Larry W. Hurtado

Born in Kansas City, Missouri, Larry Hurtado moved to Canada shortly after finishing his PhD, initially teaching in Regent College (Vancouver), and then in the University of Manitoba (Winnipeg). During his time there (1978-1996), he founded the University of Manitoba Institute for the Humanities. In 1996 he accepted the professorial chair in New Testament Language, Literature and Theology at the University of Edinburgh, where he founded the Centre for the Study of Christian Origins (1998). Since his retirement in 2011, he remains active in research and publications dealing with various questions concerning the origins of Christianity. His published Ph.D. thesis (1981) redrew the history of the textual transmission of the Gospel of Mark, and he continues to make contributions to New Testament textual criticism.
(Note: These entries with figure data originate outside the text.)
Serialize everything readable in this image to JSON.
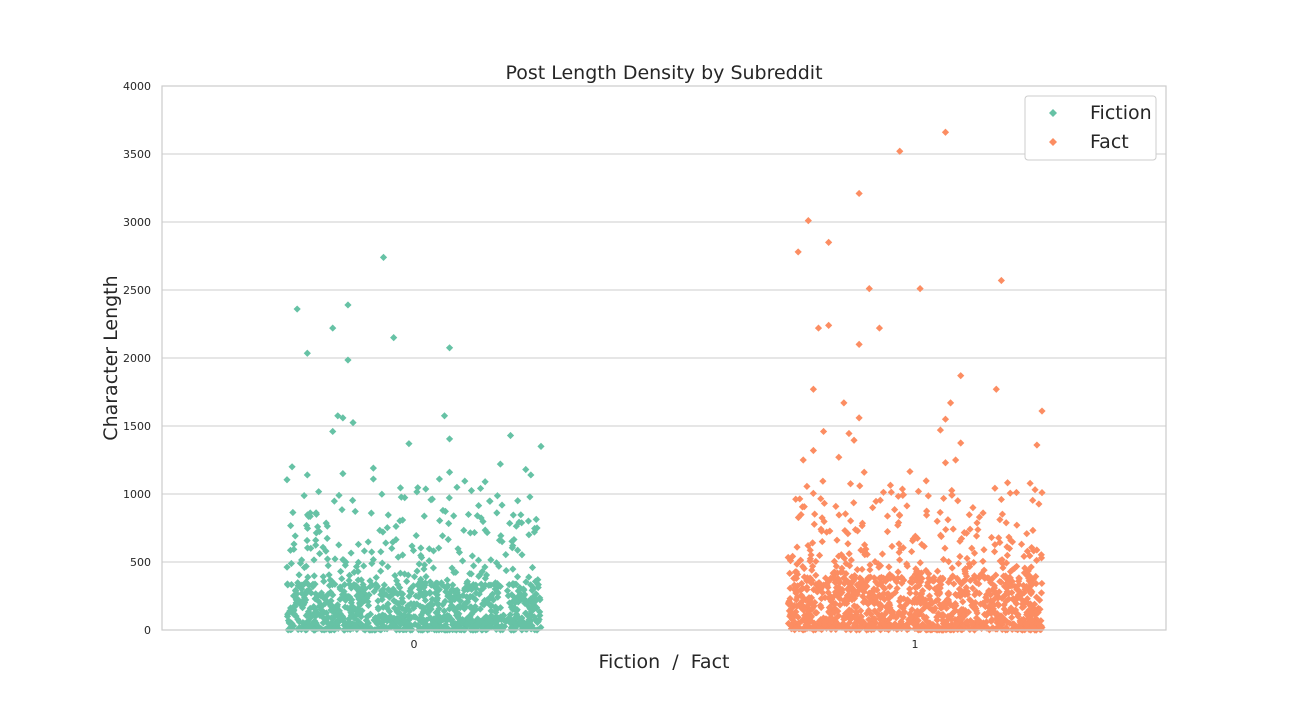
{
  "chart_data": {
    "type": "scatter",
    "title": "Post Length Density by Subreddit",
    "xlabel": "Fiction  /  Fact",
    "ylabel": "Character Length",
    "categories": [
      "0",
      "1"
    ],
    "ylim": [
      0,
      4000
    ],
    "yticks": [
      0,
      500,
      1000,
      1500,
      2000,
      2500,
      3000,
      3500,
      4000
    ],
    "jitter": 0.25,
    "grid": "horizontal",
    "legend_position": "top-right",
    "series": [
      {
        "name": "Fiction",
        "category": "0",
        "color": "#66c2a5",
        "marker": "diamond",
        "outliers": [
          {
            "dx": -0.06,
            "y": 2740
          },
          {
            "dx": -0.23,
            "y": 2360
          },
          {
            "dx": -0.13,
            "y": 2390
          },
          {
            "dx": -0.16,
            "y": 2220
          },
          {
            "dx": -0.04,
            "y": 2150
          },
          {
            "dx": 0.07,
            "y": 2075
          },
          {
            "dx": -0.21,
            "y": 2035
          },
          {
            "dx": -0.13,
            "y": 1985
          },
          {
            "dx": -0.15,
            "y": 1575
          },
          {
            "dx": -0.14,
            "y": 1560
          },
          {
            "dx": 0.06,
            "y": 1575
          },
          {
            "dx": -0.12,
            "y": 1525
          },
          {
            "dx": -0.16,
            "y": 1460
          },
          {
            "dx": 0.19,
            "y": 1430
          },
          {
            "dx": 0.07,
            "y": 1405
          },
          {
            "dx": -0.01,
            "y": 1370
          },
          {
            "dx": 0.25,
            "y": 1350
          },
          {
            "dx": -0.24,
            "y": 1200
          },
          {
            "dx": -0.08,
            "y": 1190
          },
          {
            "dx": 0.17,
            "y": 1220
          },
          {
            "dx": 0.07,
            "y": 1160
          },
          {
            "dx": 0.23,
            "y": 1140
          },
          {
            "dx": -0.21,
            "y": 1140
          },
          {
            "dx": -0.14,
            "y": 1150
          },
          {
            "dx": -0.08,
            "y": 1110
          },
          {
            "dx": 0.05,
            "y": 1110
          },
          {
            "dx": 0.1,
            "y": 1095
          },
          {
            "dx": -0.25,
            "y": 1105
          },
          {
            "dx": 0.14,
            "y": 1090
          },
          {
            "dx": 0.22,
            "y": 1180
          }
        ],
        "dense_band": {
          "count": 900,
          "ymax": 330
        },
        "mid_band": {
          "count": 260,
          "ymin": 330,
          "ymax": 1050
        }
      },
      {
        "name": "Fact",
        "category": "1",
        "color": "#fc8d62",
        "marker": "diamond",
        "outliers": [
          {
            "dx": 0.06,
            "y": 3660
          },
          {
            "dx": -0.03,
            "y": 3520
          },
          {
            "dx": -0.11,
            "y": 3210
          },
          {
            "dx": -0.21,
            "y": 3010
          },
          {
            "dx": -0.17,
            "y": 2850
          },
          {
            "dx": -0.23,
            "y": 2780
          },
          {
            "dx": 0.17,
            "y": 2570
          },
          {
            "dx": 0.01,
            "y": 2510
          },
          {
            "dx": -0.09,
            "y": 2510
          },
          {
            "dx": -0.07,
            "y": 2220
          },
          {
            "dx": -0.17,
            "y": 2240
          },
          {
            "dx": -0.19,
            "y": 2220
          },
          {
            "dx": -0.11,
            "y": 2100
          },
          {
            "dx": 0.09,
            "y": 1870
          },
          {
            "dx": 0.16,
            "y": 1770
          },
          {
            "dx": -0.2,
            "y": 1770
          },
          {
            "dx": -0.14,
            "y": 1670
          },
          {
            "dx": 0.07,
            "y": 1670
          },
          {
            "dx": 0.25,
            "y": 1610
          },
          {
            "dx": -0.11,
            "y": 1560
          },
          {
            "dx": 0.06,
            "y": 1550
          },
          {
            "dx": 0.05,
            "y": 1470
          },
          {
            "dx": -0.18,
            "y": 1460
          },
          {
            "dx": -0.13,
            "y": 1445
          },
          {
            "dx": -0.12,
            "y": 1395
          },
          {
            "dx": 0.09,
            "y": 1375
          },
          {
            "dx": 0.24,
            "y": 1360
          },
          {
            "dx": -0.2,
            "y": 1320
          },
          {
            "dx": -0.15,
            "y": 1270
          },
          {
            "dx": -0.22,
            "y": 1250
          },
          {
            "dx": 0.08,
            "y": 1250
          },
          {
            "dx": 0.06,
            "y": 1230
          },
          {
            "dx": -0.01,
            "y": 1165
          },
          {
            "dx": -0.1,
            "y": 1160
          },
          {
            "dx": 0.25,
            "y": 1010
          },
          {
            "dx": 0.17,
            "y": 960
          }
        ],
        "dense_band": {
          "count": 950,
          "ymax": 380
        },
        "mid_band": {
          "count": 300,
          "ymin": 380,
          "ymax": 1100
        }
      }
    ]
  }
}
More recently, he has led in the study of the remarkable physical and visual features of earliest Christian manuscripts as historical artifacts, as in his book, The Earliest Christian Artifacts: Manuscripts and Christian Origins (Eerdmans, 2005), which underscores the importance of these texts for our understanding of early Christianity. But he is perhaps most well known for his numerous publications on the origins of devotion to Jesus, especially his book, Lord Jesus Christ: Devotion to Jesus in Earliest Christianity (Eerdmans, 2003). He is widely credited with helping to establish what is now referred to as the emerging consensus view that devotion to Jesus as sharing in divine status erupted early, quickly, and initially in circles of Jewish believers. His books, Destroyer of the gods: Christian Distinctives in the Roman World (Baylor University Press, 2016) and Why on Earth did Anyone Become a Christian in the First Three Centuries? (Marquette University Press, 2017), focus on the peculiar nature of Christianity in the first few centuries. He is an elected member of the Society for New Testament Studies (1984). He was elected a Fellow of the Royal Society of Edinburgh in 2008, and was President of the British New Testament Society, 2009-2012. He and his wife, Shannon (an art historian), live in Edinburgh.